In the modern digital age, businesses are adopting hyperautomation to become more efficient, productive, and innovative. However, hyperautomation is only as good as the data it uses to make decisions.
For example, consider that your organization uses a chatbot system to provide product information to customers. Due to inaccurate information, the chatbot makes poorly targeted recommendations to customers, resulting in customer frustration and a negative experience. This example demonstrates that hyperautomation is mostly data-driven, not process driven.
As an automation architect, I am responsible for incorporating new technologies and ensuring that all automated procedures use reliable information. The success and efficiency of automation projects depend heavily on the quality of the data.
In hyperautomation settings, it is necessary to combine a wide variety of information types, formats, and systems. Information can come from a variety of places, including different teams, internal databases, third-party services, and even the cloud. Automation teams have the difficult challenge of navigating this complex data ecosystem to guarantee timely, accurate, and high-quality data delivery.
The extent to which automated systems work reliably is heavily dependent on the accuracy, completeness, consistency, and timeliness of the data used in them. The worth and reliability of an automation system might be compromised when poor data quality causes it to malfunction or produce inaccurate results – or both.
For instance, if a client’s name or contact information is misspelled in your database, you may end up communicating with the wrong customer and lose touch with the one you intended to contact.

Which companies are the most important vendors in AI and hyperautomation? Check out the Acceleration Economy AI/Hyperautomation Top 10 Shortlist.
5 Best Practices to Enhance Data Quality for Hyperautomation
Organizations can rely on several fundamental practices to enhance the integrity of the data, including:
- Understanding the data landscape: From the start, it’s important to have a firm grasp of the company’s current data landscape. Determine where the data came from, what form it’s in, and what it relied on. Learn to foresee and solve potential quality problems in automated procedures. Work together with data owners, subject matter experts, and data governance teams to define the scope, format, and quality of the data that you will need.
- Define data quality metrics: Determine data quality indicators that support organizational goals by consulting with key stakeholders. Accuracy, completeness, consistency, and timeliness are some examples of these measurements. Set quantifiable targets for each measure to monitor and assess data quality throughout the automation lifecycle.

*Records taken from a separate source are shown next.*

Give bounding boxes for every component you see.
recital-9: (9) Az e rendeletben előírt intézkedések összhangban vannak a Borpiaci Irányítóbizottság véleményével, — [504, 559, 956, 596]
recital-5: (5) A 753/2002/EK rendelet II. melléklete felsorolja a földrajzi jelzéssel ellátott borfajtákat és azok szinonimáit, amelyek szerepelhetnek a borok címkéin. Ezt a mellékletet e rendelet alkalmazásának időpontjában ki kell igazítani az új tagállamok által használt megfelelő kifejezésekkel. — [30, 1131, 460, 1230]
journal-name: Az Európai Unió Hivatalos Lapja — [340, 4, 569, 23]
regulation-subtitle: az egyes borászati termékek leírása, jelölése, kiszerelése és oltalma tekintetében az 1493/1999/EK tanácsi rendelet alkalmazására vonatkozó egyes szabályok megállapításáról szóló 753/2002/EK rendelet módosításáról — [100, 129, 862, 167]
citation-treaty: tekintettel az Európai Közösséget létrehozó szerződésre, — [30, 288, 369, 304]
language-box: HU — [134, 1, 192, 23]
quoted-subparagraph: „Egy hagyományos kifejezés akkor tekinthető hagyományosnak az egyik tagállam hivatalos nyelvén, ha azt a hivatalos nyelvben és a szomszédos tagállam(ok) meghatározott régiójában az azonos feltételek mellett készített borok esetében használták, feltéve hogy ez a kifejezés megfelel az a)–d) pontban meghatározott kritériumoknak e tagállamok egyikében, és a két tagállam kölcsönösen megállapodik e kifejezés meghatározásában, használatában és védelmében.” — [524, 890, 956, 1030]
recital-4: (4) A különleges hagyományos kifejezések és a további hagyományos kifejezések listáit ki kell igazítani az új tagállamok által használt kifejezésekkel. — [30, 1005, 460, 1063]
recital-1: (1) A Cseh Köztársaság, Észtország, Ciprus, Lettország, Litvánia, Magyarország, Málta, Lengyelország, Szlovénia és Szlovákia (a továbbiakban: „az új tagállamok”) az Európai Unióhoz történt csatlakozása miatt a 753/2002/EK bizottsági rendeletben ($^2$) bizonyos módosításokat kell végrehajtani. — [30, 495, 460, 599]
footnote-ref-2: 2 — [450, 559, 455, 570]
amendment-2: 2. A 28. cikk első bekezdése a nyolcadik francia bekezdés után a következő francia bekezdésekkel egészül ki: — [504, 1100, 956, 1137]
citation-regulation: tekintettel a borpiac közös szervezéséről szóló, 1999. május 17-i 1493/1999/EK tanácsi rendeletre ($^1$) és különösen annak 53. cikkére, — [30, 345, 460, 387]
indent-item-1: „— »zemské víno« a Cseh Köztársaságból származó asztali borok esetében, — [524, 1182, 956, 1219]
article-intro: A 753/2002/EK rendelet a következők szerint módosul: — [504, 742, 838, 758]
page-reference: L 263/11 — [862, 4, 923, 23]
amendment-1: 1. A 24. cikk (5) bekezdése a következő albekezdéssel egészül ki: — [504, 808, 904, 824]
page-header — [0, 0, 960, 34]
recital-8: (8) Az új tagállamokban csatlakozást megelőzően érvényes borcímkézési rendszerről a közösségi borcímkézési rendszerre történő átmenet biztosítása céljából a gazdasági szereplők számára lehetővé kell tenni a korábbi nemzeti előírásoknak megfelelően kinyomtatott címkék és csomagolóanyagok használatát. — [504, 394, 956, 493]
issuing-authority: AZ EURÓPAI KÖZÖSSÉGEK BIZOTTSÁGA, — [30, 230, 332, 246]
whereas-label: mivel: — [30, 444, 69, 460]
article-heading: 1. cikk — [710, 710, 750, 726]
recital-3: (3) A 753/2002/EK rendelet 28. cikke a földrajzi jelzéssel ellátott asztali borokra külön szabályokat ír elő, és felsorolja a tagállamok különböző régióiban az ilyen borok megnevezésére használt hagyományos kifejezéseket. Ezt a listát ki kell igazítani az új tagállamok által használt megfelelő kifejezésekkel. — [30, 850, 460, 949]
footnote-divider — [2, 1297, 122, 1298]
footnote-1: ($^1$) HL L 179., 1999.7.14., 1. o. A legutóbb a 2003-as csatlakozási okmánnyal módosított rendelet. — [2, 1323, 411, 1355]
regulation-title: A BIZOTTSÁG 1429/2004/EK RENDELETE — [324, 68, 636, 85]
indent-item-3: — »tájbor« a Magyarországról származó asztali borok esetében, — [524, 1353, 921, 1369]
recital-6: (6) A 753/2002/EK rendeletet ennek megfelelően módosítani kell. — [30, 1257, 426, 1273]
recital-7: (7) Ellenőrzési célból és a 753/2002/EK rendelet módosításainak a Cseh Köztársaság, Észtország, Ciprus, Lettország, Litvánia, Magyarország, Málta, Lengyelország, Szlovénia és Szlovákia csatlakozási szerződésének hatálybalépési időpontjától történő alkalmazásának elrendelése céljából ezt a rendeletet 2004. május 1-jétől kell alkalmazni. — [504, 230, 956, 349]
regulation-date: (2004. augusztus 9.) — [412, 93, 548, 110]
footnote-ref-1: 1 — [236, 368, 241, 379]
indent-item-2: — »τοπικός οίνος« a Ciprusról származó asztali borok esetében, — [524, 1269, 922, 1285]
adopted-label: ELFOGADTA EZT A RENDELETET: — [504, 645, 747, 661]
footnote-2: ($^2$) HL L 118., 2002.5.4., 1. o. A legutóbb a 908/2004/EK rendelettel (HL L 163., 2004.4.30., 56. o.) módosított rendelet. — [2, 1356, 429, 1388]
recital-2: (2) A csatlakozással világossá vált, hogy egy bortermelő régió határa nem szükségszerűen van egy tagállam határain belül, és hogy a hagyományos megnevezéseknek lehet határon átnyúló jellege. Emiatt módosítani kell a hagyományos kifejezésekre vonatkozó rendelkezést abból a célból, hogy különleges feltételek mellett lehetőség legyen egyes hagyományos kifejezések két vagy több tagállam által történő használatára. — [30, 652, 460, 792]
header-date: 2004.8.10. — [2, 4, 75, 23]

- Implement data validation mechanisms: Build reliable and secure data validation techniques to check that information is correct and complete. Data checks, such as type validation, format validation, range validation, and referential integrity validation, can be performed automatically with the help of the right tools and methods. It’s important to implement automated validation processes that run at pivotal points in the automation cycle to detect data quality issues early.
- Integrate data quality checks in workflows: Incorporate checks for data quality into automated processes. Define checkpoints and validation methods to ensure the quality of data being sent and received. Data abnormalities and inconsistencies can be discovered through profiling and analysis. Put procedures in place for managing exceptions to deal with data quality problems at runtime and prevent wrong or incomplete data from spreading throughout the automation process.
- Enable continuous improvement: In the context of hyperautomation, encourage a mindset that is always looking for ways to improve the quality of data being collected. Get input from those who will be using the automation and the people who will be doing the work. Use data analytics and machine learning to spot patterns and trends that could affect your data quality so you can fix them before they become a problem. Always adapt data quality procedures to new information and changing company requirements.
From my perspective as an automation architect, using methods such as these can create highly effective automation results with high-quality data, allowing your business to reap the benefits of hyperautomation while encouraging people to add the most value.

“The hyperautomation outcome should be to free up time for people to focus on more meaningful tasks, ideation, innovation, and more,” says Aaron Back, Acceleration Economy founding anlayst and chief content officer.
Final Thoughts
Many businesses fail to maximize the value of automation because they prioritize tools and technology over data quality in their automation lifecycle. Prioritizing data quality in a hyperautomation environment empowers organizations to unlock the full potential of automation, drive innovation, and achieve their digital transformation goals.
Data quality serves as the backbone of reliable and successful automation processes. By implementing data validation mechanisms, integrating data quality checks, and understanding the data landscape of your organization, you can mitigate risks, prevent errors, and enable data-driven decision-making.
With continuous monitoring and improvement, you can pave the way for seamless and efficient automation, revolutionizing the way businesses operate in the modern era.